Bastaría el ejemplo de esta leguleya inmundicia del golpismo – así en su momento haya sido preñada por constitucionalistas de origen cuartorepublicano que nos la vendieron como la panacea universal y hoy andan quejándose por las esquinas como perros apaleados - y el espejo constitucional que parieran para comprender que las constituyentes son una pérfida trampa, si empleadas como garrotes, o aviesos señuelos, si sirven al asalto del Poder Total. Por cierto, y es hora de comprenderlo: han sido parte de la estrategia del neocastrismo totalitario que hoy invade a la región e incluso a España: en Chile la Sra. Bachelet, en España el Sr. Iglesias pretenden su contrabando. Un ataque artero y avieso, pues ambos países han estado perfectamente encaminados, han progresado, se han zafado las taras, virosis y malacostumbres con singular éxito. Pero, por lo visto, el éxito incomoda en América Latina. Como decía el maestro de Giordani, Antonio Gramsci: “sólo tú, estupidez, eres eterna”.

Las Constituciones, en un país serio, regulan, no reparan; ponen cimientos, no techumbres; reafirman, no imponen. Son el gran edificio de la civilidad: mientras más transparente y menos necesario, mejor.

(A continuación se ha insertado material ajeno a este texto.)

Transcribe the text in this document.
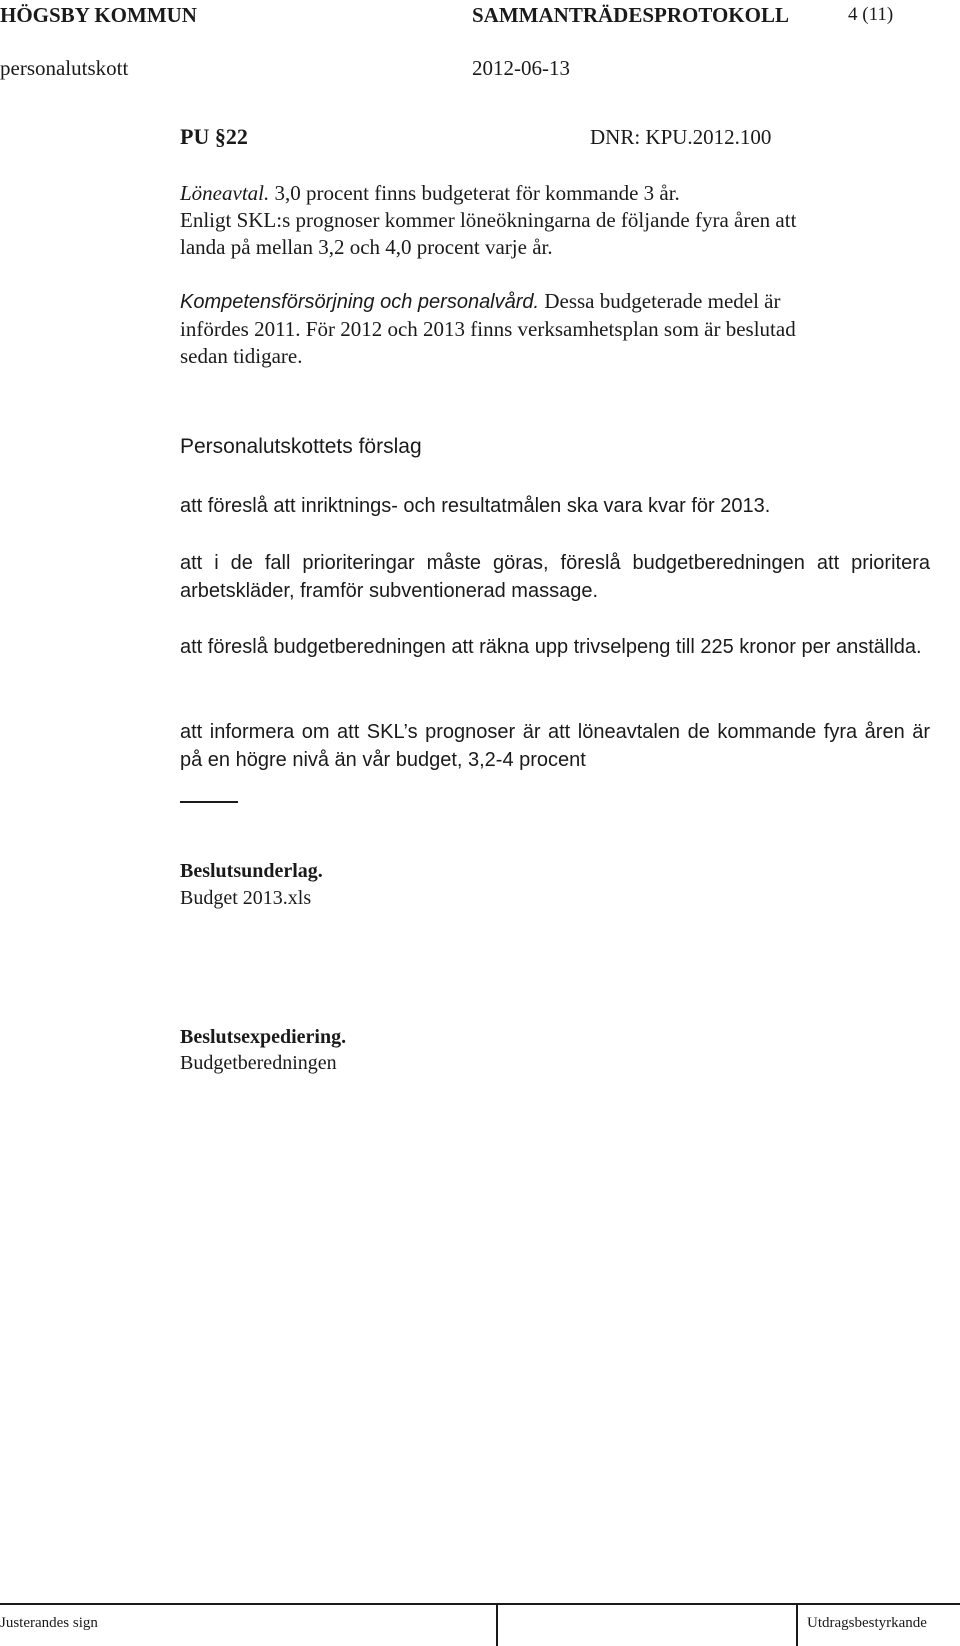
HÖGSBY KOMMUN	SAMMANTRÄDESPROTOKOLL	4 (11)
personalutskott	2012-06-13
PU §22	DNR: KPU.2012.100
Löneavtal. 3,0 procent finns budgeterat för kommande 3 år.
Enligt SKL:s prognoser kommer löneökningarna de följande fyra åren att
landa på mellan 3,2 och 4,0 procent varje år.
Kompetensförsörjning och personalvård. Dessa budgeterade medel är
infördes 2011. För 2012 och 2013 finns verksamhetsplan som är beslutad
sedan tidigare.
Personalutskottets förslag
att föreslå att inriktnings- och resultatmålen ska vara kvar för 2013.
att i de fall prioriteringar måste göras, föreslå budgetberedningen att prioritera arbetskläder, framför subventionerad massage.
att föreslå budgetberedningen att räkna upp trivselpeng till 225 kronor per anställda.
att informera om att SKL’s prognoser är att löneavtalen de kommande fyra åren är på en högre nivå än vår budget, 3,2-4 procent
Beslutsunderlag.
Budget 2013.xls
Beslutsexpediering.
Budgetberedningen
Justerandes sign	Utdragsbestyrkande
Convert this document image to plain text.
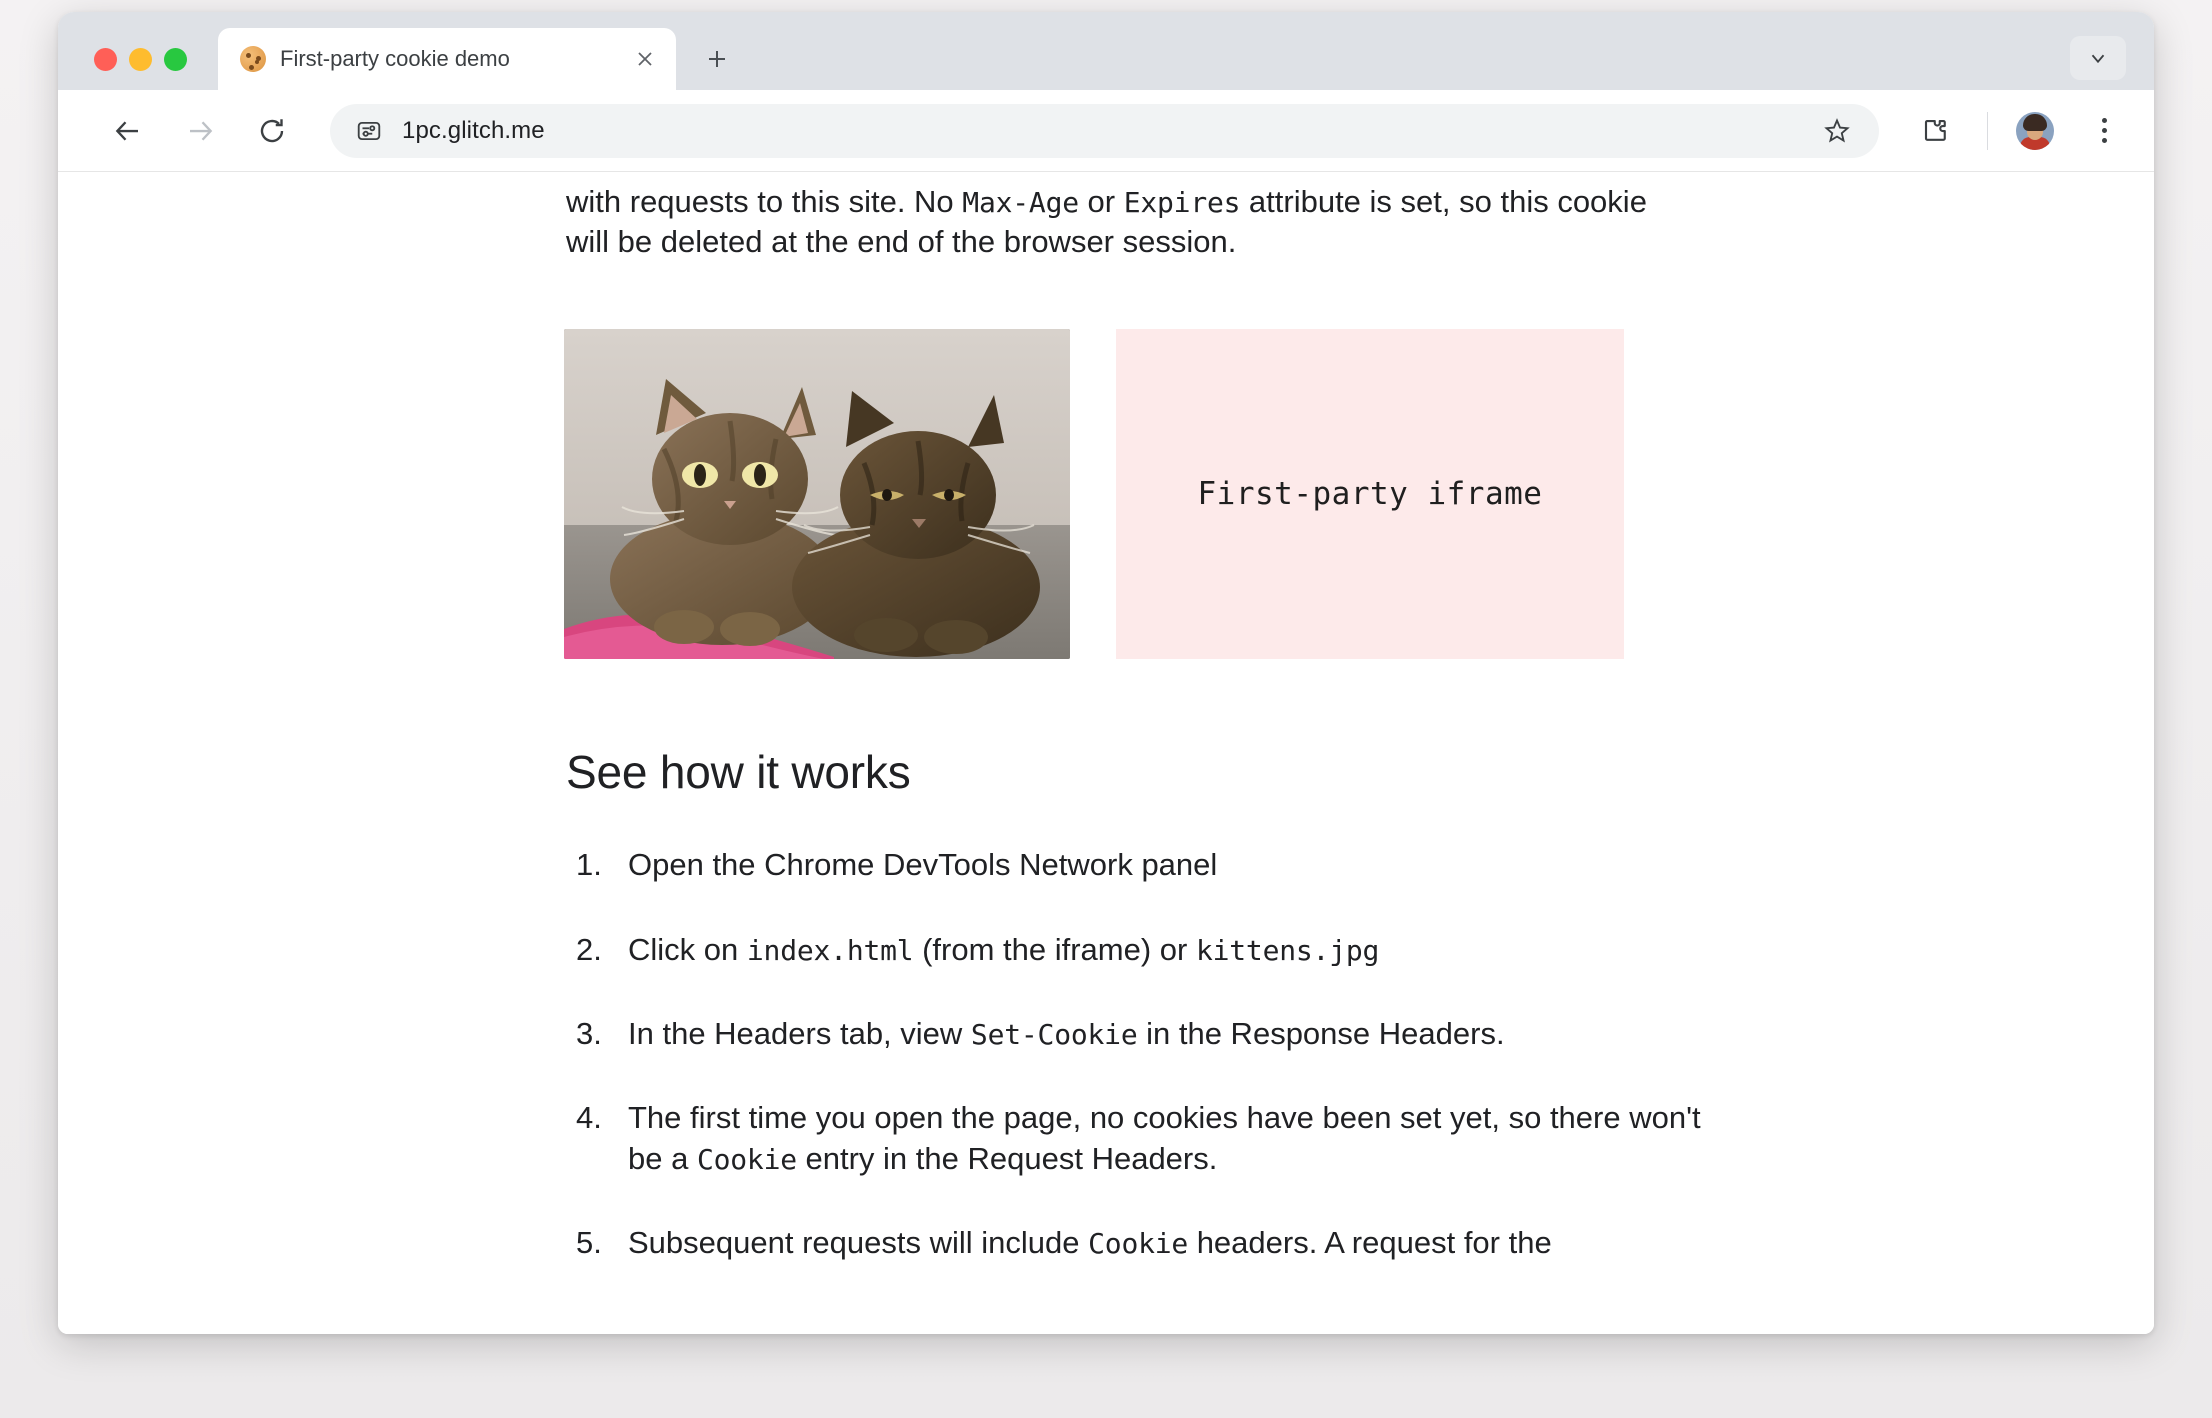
First-party cookie demo
1pc.glitch.me

with requests to this site. No Max-Age or Expires attribute is set, so this cookie will be deleted at the end of the browser session.

First-party iframe
See how it works
Open the Chrome DevTools Network panel
Click on index.html (from the iframe) or kittens.jpg
In the Headers tab, view Set-Cookie in the Response Headers.
The first time you open the page, no cookies have been set yet, so there won't be a Cookie entry in the Request Headers.
Subsequent requests will include Cookie headers. A request for the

Al hombre no hay que perseguirlo recordándole a diario que no es una bestia de rapiña, sino un ser civilizado. El ciudadano que lo es por nacimiento y tradición no requiere andar consultando la Carta Magna para saber lo que está emocional, consustancial, cívicamente obligado a realizar desde que se acuesta hasta que se levanta. Todo lo demás es cuento.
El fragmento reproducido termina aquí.